Minnesota State Bar Reviewing its Judicial Selection Policy

Associate Director of Communications

Following a U.S. Supreme Court decision a decade ago that allowed Minnesota judicial candidates to publicly discuss their views on legal and political issues, the state and its legal community were first confronted with the potential intrusion of politics, special interests, and money into their judiciary. In 2007, the Minnesota State Bar Association (MSBA) adopted an aspirational policy supporting merit selection and judicial performance evaluations. The MSBA is now reviewing the policy and will make recommendations on June 28 about whether or not to retain it.
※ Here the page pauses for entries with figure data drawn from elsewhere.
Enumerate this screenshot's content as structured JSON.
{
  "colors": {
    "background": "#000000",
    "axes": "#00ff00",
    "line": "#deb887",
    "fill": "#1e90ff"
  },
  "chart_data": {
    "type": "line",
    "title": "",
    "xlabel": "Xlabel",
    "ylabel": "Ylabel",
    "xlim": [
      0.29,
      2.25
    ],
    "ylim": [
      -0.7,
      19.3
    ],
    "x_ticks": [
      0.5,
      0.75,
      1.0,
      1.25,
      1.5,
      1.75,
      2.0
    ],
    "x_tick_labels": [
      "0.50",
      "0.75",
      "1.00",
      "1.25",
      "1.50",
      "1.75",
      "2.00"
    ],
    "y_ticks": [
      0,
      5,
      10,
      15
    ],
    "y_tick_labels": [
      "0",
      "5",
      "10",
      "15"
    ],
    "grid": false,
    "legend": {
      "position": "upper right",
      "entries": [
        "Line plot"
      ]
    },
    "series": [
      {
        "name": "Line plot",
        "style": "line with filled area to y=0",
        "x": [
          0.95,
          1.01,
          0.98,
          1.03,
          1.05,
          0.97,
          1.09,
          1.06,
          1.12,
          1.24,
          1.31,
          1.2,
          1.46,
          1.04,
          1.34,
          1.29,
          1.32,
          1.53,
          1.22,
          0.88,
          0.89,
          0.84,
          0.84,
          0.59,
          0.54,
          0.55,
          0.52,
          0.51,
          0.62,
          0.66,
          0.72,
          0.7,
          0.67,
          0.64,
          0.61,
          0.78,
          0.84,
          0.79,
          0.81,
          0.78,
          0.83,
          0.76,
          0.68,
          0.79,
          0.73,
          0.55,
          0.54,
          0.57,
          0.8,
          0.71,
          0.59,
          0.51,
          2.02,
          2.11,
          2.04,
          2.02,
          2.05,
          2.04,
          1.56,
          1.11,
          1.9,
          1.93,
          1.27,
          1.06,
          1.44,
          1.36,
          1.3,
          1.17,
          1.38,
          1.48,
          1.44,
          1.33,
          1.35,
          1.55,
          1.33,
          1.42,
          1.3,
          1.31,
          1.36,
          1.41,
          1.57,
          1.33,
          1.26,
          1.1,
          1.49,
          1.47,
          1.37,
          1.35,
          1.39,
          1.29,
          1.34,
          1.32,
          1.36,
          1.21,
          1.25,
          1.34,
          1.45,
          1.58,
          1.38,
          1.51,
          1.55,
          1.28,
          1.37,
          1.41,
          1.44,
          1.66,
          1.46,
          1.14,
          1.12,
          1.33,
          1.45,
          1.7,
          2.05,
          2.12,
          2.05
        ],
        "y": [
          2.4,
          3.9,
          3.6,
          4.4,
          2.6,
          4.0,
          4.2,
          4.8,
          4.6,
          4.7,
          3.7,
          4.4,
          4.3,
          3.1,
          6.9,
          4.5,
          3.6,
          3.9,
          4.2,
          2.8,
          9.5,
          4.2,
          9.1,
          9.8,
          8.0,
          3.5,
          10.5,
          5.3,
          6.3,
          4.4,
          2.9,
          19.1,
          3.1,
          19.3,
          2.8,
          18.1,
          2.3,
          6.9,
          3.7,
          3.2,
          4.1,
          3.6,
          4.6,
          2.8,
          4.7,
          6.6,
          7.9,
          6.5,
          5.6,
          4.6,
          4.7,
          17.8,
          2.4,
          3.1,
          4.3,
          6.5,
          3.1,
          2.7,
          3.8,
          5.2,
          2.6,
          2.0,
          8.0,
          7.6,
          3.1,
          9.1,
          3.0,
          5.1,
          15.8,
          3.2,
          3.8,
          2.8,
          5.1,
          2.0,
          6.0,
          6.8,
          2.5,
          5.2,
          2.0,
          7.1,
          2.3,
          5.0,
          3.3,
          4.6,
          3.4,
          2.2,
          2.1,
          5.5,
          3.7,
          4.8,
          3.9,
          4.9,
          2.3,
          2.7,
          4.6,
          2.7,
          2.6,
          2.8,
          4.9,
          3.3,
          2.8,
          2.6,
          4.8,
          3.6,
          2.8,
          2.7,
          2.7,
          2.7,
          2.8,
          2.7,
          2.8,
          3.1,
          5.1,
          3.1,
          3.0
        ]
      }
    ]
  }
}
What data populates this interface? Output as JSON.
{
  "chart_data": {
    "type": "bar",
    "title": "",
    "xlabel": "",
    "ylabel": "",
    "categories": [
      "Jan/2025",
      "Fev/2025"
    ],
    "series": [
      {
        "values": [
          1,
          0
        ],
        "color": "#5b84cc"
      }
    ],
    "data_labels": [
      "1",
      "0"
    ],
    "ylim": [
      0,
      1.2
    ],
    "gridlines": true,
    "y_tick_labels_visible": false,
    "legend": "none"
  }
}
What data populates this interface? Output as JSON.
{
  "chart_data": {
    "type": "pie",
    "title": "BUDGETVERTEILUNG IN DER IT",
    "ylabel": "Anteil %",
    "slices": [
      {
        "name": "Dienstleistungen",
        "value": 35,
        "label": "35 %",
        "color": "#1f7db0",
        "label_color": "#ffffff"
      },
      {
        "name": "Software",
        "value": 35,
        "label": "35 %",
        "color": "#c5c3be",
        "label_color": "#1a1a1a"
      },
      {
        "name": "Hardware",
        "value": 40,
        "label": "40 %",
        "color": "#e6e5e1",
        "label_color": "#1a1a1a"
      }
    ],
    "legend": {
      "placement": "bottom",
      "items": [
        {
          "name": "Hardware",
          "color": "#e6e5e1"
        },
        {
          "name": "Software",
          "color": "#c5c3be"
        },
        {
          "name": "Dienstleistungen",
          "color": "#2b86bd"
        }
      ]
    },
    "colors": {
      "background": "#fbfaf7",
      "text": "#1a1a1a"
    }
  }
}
While some claim that Minnesota has seen no increase in partisan speech or out-of-state money in its judicial elections since Republican Party of Minnesota v. White (2002), there is little reason to expect that Minnesota will continue to be immune to what other states without a comprehensive merit selection process have seen over the last decade. Malia Reddick, Director of the Quality Judges Initiative at IAALS, was recently interviewed about Minnesota's judicial selection system and a proposal to reform that system. According to the state constitution, Minnesota judges are chosen in nonpartisan elections, but more than 90 percent of judges initially reach the bench through vacancy appointments. By statute, the governor seeks input from a judicial nominating commission in filling trial court vacancies, and some governors have used the commission in making appellate court appointments as well. Reddick says that Minnesota's system is good, but could be even better.

It could be strengthened to prevent the possibility that Minnesota could become like other states, where all kinds of money is thrown around, where ideology is a big part of the race. The [MSBA policy] is designed to forestall that from happening.

Proponents of judicial elections claim that the partisan system acknowledges the fact that judges are people, with their own perspectives, views, and biases, and voters should know where they stand. However, such a process can erode public confidence in the courts. Reddick emphasized that openly partisan judges can “lead to infighting over which side will control the ideological balance on the court,” while a system that emphasizes a judge's qualifications, rather than how much money a judge can raise to get elected or their personal positions on hot-button issues, creates a more stable, open, and impartial judiciary.

Additionally, voters will still engage in the democratic process of selecting judges through retention elections following judicial performance evaluations. Each judge's performance is evaluated by a nonpartisan commission, focusing on competence and fairness, and the commission's recommendation will be made public before an election.

The public performance evaluation gives the public the right kind of information: a judge's knowledge of law, whether they treat parties with impartiality, their demeanor on the bench. It's a question of process rather than outcome. In a few states recently, judges have been challenged for rulings. This evaluation wouldn't take outcomes into account.

Such an evaluation is not only valuable for informing the public, but is helpful for judges to get more perspective on how they're doing their job. Whether the MSBA retains its current policy emphasizing these evaluations, and merit selection, remains to be seen, but the insights of this feedback would be beneficial in any judicial selection system.